The Commission publishes a White paper with recommendations for safe and sustainable pensions

The White paper published by the European Commission looks at how the EU and the Member States can work to tackle the major challenges that confront their pension systems. It puts forward a range of initiatives such as create the right conditions so that those who are able can continue working or ensure people who move to another country can keep their pension rights.

The European Commission presented a White paper, coinciding with the 2012 European Year for Active Ageing and Intergenerational Solidarity, in which it proposes some measures at European level to support and complement national pension reforms. Commission stresses that pensions are putting increased financial pressure on national budgets, especially with the added strain of the financial and economic crisis.
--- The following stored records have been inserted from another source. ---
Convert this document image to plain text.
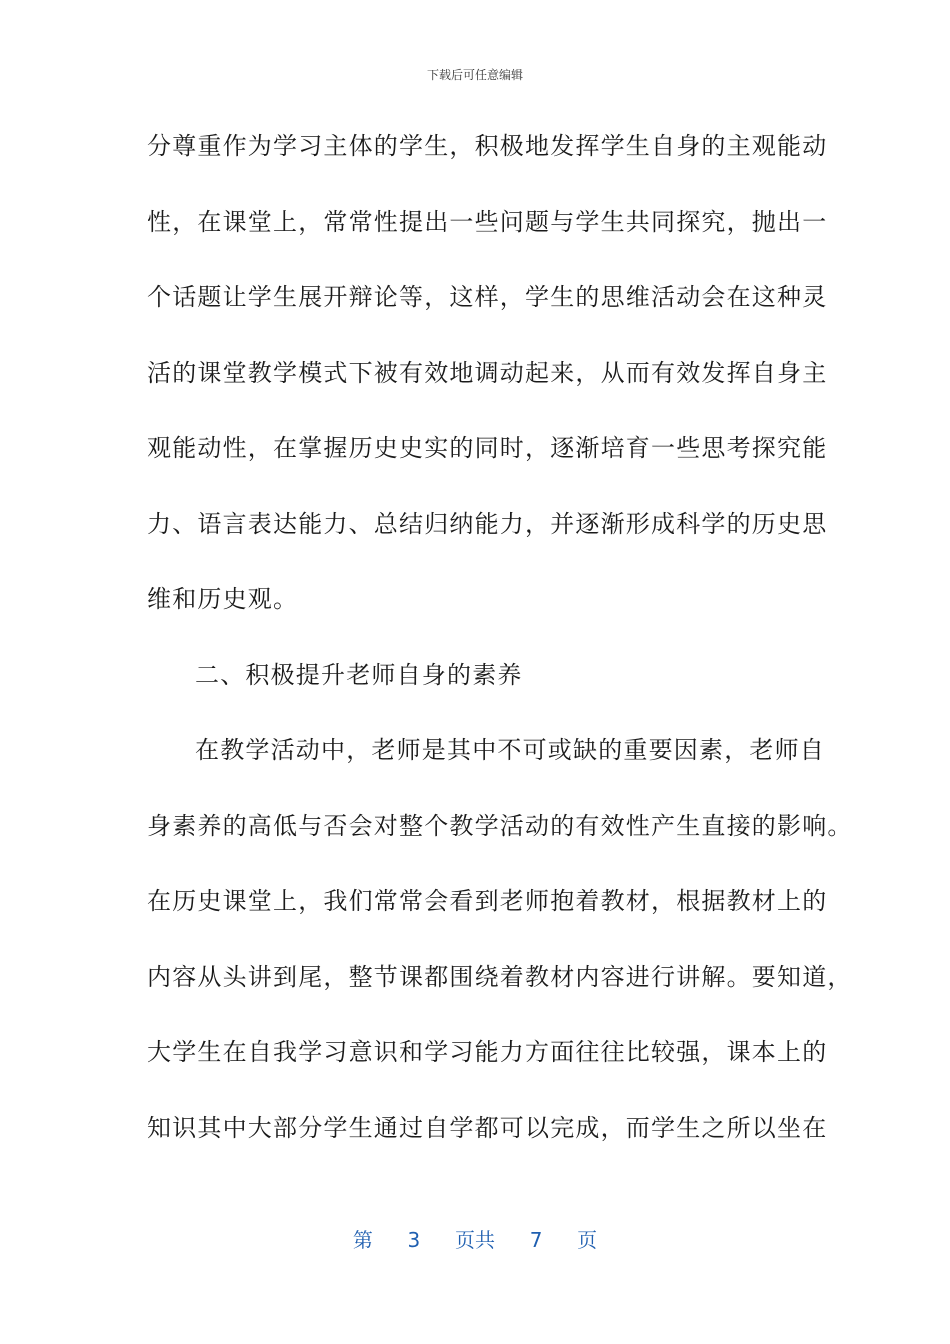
下载后可任意编辑
分尊重作为学习主体的学生，积极地发挥学生自身的主观能动
性，在课堂上，常常性提出一些问题与学生共同探究，抛出一
个话题让学生展开辩论等，这样，学生的思维活动会在这种灵
活的课堂教学模式下被有效地调动起来，从而有效发挥自身主
观能动性，在掌握历史史实的同时，逐渐培育一些思考探究能
力、语言表达能力、总结归纳能力，并逐渐形成科学的历史思
维和历史观。
二、积极提升老师自身的素养
在教学活动中，老师是其中不可或缺的重要因素，老师自
身素养的高低与否会对整个教学活动的有效性产生直接的影响。
在历史课堂上，我们常常会看到老师抱着教材，根据教材上的
内容从头讲到尾，整节课都围绕着教材内容进行讲解。要知道，
大学生在自我学习意识和学习能力方面往往比较强，课本上的
知识其中大部分学生通过自学都可以完成，而学生之所以坐在
第 3 页共 7 页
In particular, the White Paper proposes to create better opportunities for older workers by calling on the social partners to adapt work place and labour market practices and by using the European Social Fund to bring older workers into work; develop complementary private retirement schemes by encouraging social partners to develop such schemes and encouraging Member States to optimise tax and other incentives; enhance the safety of supplementary pension schemes, including through a revision of the directive on Institutions for Occupational Retirement Provision (IORP) and better information for consumers; make supplementary pensions compatible with mobility, through legislation protecting the pension rights of mobile workers and by promoting the establishment of pension tracking services across the EU; and encourage Member States to promote longer working lives, by linking retirement age with life expectancy, restricting access to early retirement and closing the pension gap between men and women.

The EU can help with legislation on the matters that affect the functioning of internal market, with financial support for helping older workers to stay on the labour market, policy coordination and mutual learning. However, pension systems are largely a competence of Member States. In 2011, 16 member states received a country specific recommendation concerning pensions and a further 5 signed up to pension reforms as part of their Memoranda of Understanding.